The pictures below shows a removal from the house and how it coiled around my arm as I took it to a distant pond. (Water snakes are not constrictor snakes though). When caught, they release a musk, while trying to bite. This very snake came back within 10 days, still same dead eye snake, intending this time to live in the house.
They rather actively forage for prey but have been known to sit in the water open mouthed, waiting for a prey to come near. Like other water snakes they swallow their prey and do not constrict it.

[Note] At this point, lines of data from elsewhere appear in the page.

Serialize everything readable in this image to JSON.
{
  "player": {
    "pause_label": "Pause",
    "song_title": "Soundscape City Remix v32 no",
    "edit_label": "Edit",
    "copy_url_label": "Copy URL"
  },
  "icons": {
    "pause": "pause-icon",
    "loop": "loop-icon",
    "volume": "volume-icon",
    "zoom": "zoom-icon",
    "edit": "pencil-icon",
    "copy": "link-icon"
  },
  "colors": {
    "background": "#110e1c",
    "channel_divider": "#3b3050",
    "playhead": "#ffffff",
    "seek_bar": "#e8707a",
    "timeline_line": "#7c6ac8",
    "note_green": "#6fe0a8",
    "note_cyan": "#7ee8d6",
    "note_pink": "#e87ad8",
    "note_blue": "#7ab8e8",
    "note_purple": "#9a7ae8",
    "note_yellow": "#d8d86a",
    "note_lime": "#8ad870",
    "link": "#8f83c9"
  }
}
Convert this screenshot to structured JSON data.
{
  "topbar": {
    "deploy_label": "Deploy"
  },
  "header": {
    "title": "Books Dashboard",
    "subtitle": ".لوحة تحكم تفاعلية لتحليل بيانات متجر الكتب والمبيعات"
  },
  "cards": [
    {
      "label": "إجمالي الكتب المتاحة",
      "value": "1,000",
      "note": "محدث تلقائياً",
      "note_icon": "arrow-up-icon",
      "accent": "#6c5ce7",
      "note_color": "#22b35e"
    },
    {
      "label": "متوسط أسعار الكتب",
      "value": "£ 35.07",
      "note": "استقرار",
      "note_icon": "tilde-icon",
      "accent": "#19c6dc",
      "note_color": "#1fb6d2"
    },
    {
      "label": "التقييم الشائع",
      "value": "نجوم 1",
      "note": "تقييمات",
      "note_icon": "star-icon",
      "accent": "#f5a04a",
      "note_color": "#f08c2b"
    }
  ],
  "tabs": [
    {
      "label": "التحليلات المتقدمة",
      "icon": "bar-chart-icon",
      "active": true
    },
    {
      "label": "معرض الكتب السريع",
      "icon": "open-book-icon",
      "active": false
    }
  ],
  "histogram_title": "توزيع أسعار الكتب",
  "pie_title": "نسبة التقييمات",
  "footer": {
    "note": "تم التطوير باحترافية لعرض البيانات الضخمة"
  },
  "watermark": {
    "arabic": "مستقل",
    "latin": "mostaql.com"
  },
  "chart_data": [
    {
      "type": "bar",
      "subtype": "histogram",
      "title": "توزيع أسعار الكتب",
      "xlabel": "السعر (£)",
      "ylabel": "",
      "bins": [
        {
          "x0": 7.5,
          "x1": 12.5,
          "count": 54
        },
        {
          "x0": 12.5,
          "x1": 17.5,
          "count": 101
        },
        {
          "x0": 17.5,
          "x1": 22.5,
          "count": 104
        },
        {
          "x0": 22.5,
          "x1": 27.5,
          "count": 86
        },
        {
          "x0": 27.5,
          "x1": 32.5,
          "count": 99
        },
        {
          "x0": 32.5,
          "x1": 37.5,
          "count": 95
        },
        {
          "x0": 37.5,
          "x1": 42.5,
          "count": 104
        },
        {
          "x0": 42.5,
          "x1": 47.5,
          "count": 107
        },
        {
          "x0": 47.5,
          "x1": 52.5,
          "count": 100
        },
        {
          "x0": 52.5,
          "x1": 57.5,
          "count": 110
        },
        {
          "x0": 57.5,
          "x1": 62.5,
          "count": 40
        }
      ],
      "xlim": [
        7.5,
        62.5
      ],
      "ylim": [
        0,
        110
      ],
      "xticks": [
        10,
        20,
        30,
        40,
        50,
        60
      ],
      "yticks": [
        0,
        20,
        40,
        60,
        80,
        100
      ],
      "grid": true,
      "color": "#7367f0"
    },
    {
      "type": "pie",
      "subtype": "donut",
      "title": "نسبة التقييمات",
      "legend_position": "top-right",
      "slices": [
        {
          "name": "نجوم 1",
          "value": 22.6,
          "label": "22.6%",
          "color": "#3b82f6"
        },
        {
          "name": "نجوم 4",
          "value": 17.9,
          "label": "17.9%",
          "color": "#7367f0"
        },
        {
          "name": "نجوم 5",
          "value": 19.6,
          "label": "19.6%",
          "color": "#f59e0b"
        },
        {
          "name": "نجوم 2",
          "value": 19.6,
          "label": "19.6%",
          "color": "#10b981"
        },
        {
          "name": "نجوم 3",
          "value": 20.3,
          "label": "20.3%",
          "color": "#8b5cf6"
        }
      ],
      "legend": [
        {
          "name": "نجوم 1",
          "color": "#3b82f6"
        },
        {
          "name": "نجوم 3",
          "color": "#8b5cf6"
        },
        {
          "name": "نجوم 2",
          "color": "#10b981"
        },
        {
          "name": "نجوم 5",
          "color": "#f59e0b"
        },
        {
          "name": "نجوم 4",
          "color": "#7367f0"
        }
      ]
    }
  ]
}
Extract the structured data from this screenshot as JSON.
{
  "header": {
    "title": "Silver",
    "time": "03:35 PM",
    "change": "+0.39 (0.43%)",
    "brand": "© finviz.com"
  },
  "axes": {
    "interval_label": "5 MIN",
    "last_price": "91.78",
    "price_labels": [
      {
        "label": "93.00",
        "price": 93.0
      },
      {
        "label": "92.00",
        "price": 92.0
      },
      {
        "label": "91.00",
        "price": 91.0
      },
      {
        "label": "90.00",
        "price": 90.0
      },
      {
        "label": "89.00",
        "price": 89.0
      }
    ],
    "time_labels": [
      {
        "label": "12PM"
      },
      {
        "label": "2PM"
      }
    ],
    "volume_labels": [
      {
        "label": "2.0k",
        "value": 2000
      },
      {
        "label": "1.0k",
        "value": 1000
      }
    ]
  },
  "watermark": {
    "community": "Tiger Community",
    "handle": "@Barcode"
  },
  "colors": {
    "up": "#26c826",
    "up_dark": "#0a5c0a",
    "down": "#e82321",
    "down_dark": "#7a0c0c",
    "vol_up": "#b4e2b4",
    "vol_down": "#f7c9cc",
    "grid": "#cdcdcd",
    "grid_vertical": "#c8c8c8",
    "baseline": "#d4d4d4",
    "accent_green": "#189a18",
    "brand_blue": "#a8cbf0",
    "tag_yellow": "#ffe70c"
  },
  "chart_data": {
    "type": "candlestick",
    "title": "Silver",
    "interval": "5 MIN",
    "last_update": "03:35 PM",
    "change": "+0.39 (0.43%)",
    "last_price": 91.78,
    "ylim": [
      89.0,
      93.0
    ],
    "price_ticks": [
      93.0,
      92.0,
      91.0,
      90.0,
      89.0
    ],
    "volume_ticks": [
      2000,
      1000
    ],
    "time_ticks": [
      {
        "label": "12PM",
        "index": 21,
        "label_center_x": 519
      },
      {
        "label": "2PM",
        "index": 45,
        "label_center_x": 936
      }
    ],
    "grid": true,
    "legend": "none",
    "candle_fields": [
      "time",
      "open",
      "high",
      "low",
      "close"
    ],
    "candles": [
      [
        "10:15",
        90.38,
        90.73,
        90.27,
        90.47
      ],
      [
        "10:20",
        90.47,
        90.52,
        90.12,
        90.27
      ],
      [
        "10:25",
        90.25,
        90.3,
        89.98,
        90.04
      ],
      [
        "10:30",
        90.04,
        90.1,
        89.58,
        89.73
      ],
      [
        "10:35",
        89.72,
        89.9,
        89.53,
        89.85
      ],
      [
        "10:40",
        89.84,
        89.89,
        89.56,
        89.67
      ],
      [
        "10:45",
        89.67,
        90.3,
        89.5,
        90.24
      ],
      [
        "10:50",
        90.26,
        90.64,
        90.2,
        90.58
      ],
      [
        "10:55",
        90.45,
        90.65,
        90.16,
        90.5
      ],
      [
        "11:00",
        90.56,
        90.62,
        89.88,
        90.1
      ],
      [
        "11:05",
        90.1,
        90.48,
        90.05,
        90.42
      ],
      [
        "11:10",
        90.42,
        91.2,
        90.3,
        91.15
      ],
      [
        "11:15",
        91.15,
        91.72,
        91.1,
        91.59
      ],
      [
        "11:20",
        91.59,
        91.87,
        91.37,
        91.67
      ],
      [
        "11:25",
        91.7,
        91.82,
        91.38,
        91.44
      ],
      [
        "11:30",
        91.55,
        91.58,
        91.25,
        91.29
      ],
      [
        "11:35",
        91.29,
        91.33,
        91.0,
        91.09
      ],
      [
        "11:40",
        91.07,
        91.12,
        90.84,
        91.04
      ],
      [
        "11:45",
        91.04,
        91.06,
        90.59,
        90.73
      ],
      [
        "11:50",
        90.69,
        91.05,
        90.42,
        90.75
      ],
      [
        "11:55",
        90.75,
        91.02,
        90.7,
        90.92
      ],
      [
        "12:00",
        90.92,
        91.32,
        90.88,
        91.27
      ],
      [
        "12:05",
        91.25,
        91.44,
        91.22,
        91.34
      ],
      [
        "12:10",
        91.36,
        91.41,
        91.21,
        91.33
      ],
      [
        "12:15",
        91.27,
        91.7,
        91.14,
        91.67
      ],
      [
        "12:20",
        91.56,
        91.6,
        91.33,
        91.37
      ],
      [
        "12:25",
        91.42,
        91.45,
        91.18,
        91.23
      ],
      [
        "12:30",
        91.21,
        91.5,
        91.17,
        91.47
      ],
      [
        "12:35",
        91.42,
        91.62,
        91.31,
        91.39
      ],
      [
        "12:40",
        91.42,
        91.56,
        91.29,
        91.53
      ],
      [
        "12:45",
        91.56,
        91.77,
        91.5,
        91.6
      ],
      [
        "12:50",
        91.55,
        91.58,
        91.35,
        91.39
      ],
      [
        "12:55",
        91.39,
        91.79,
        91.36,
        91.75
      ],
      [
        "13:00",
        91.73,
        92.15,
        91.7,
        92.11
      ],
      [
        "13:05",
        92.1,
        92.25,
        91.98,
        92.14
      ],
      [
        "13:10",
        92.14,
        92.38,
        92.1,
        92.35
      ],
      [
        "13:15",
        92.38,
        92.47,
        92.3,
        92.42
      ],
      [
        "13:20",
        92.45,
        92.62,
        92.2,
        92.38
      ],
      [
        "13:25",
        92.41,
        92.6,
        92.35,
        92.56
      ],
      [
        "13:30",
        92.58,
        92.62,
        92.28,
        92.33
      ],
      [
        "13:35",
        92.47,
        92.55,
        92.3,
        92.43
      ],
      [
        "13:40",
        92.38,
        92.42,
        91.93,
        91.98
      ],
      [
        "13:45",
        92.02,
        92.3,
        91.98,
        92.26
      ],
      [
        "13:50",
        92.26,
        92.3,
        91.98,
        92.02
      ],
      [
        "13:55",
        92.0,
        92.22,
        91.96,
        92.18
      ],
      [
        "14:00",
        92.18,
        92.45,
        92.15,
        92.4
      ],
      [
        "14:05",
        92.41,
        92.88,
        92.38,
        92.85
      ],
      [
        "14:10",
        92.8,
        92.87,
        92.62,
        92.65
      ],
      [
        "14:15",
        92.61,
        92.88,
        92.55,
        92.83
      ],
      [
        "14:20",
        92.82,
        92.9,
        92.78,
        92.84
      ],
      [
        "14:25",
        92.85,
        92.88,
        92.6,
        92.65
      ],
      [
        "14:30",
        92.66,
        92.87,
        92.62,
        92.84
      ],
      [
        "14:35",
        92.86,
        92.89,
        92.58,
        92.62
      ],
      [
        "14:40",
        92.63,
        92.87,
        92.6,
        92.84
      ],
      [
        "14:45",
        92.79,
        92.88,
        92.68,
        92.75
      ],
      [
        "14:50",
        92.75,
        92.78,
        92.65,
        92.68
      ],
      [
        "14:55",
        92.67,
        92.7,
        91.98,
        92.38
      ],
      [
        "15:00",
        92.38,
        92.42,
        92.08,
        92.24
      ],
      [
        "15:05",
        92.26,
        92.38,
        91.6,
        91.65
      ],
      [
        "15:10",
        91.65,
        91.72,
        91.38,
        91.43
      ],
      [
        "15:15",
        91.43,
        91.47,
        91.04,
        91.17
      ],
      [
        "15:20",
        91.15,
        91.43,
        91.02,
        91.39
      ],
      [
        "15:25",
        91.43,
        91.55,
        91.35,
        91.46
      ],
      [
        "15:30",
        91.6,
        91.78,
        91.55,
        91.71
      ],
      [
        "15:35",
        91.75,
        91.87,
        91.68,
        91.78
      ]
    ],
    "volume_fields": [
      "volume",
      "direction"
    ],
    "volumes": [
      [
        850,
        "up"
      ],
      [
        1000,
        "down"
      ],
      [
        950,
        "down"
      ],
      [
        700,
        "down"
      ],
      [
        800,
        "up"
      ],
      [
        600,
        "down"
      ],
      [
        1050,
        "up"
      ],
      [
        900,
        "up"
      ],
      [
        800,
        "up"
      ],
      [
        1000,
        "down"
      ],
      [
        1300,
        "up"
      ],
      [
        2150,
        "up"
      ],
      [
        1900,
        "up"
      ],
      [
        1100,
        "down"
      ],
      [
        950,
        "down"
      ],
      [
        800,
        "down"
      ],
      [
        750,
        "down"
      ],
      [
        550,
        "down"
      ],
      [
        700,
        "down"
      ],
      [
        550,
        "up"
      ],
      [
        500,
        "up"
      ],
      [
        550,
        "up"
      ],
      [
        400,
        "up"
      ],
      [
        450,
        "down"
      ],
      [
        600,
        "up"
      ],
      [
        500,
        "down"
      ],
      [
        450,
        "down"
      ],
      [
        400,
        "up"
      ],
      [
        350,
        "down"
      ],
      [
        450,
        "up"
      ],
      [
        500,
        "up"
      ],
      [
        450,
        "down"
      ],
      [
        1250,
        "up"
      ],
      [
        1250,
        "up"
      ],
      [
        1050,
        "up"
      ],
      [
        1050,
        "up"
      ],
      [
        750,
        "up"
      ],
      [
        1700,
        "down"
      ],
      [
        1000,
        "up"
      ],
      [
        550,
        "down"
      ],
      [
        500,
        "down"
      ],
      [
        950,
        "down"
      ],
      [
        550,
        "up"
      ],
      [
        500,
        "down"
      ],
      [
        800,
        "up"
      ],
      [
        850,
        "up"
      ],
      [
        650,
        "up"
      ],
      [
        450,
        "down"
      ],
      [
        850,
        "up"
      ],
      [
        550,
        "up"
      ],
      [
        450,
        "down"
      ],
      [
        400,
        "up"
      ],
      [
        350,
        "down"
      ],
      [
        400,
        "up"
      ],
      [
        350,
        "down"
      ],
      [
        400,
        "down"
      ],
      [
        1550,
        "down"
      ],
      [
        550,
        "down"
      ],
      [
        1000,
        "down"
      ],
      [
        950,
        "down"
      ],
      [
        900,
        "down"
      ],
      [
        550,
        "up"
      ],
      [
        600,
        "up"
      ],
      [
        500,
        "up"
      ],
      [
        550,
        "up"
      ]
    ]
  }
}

The two pictures display two different snakes, one by a pond and the other on a path in the woods.
Mating occurs from April till mid-June, females giving birth to an average of 18 live young snakes in August or September.
They fall prey of terrestrial predators like dogs, hawks, but also cotton mouths, king snakes, egrets, baths.
The saga with the ‘dead eye’ water snake is not over, it keeps ongoing in 2019. Now it lives in the workshop.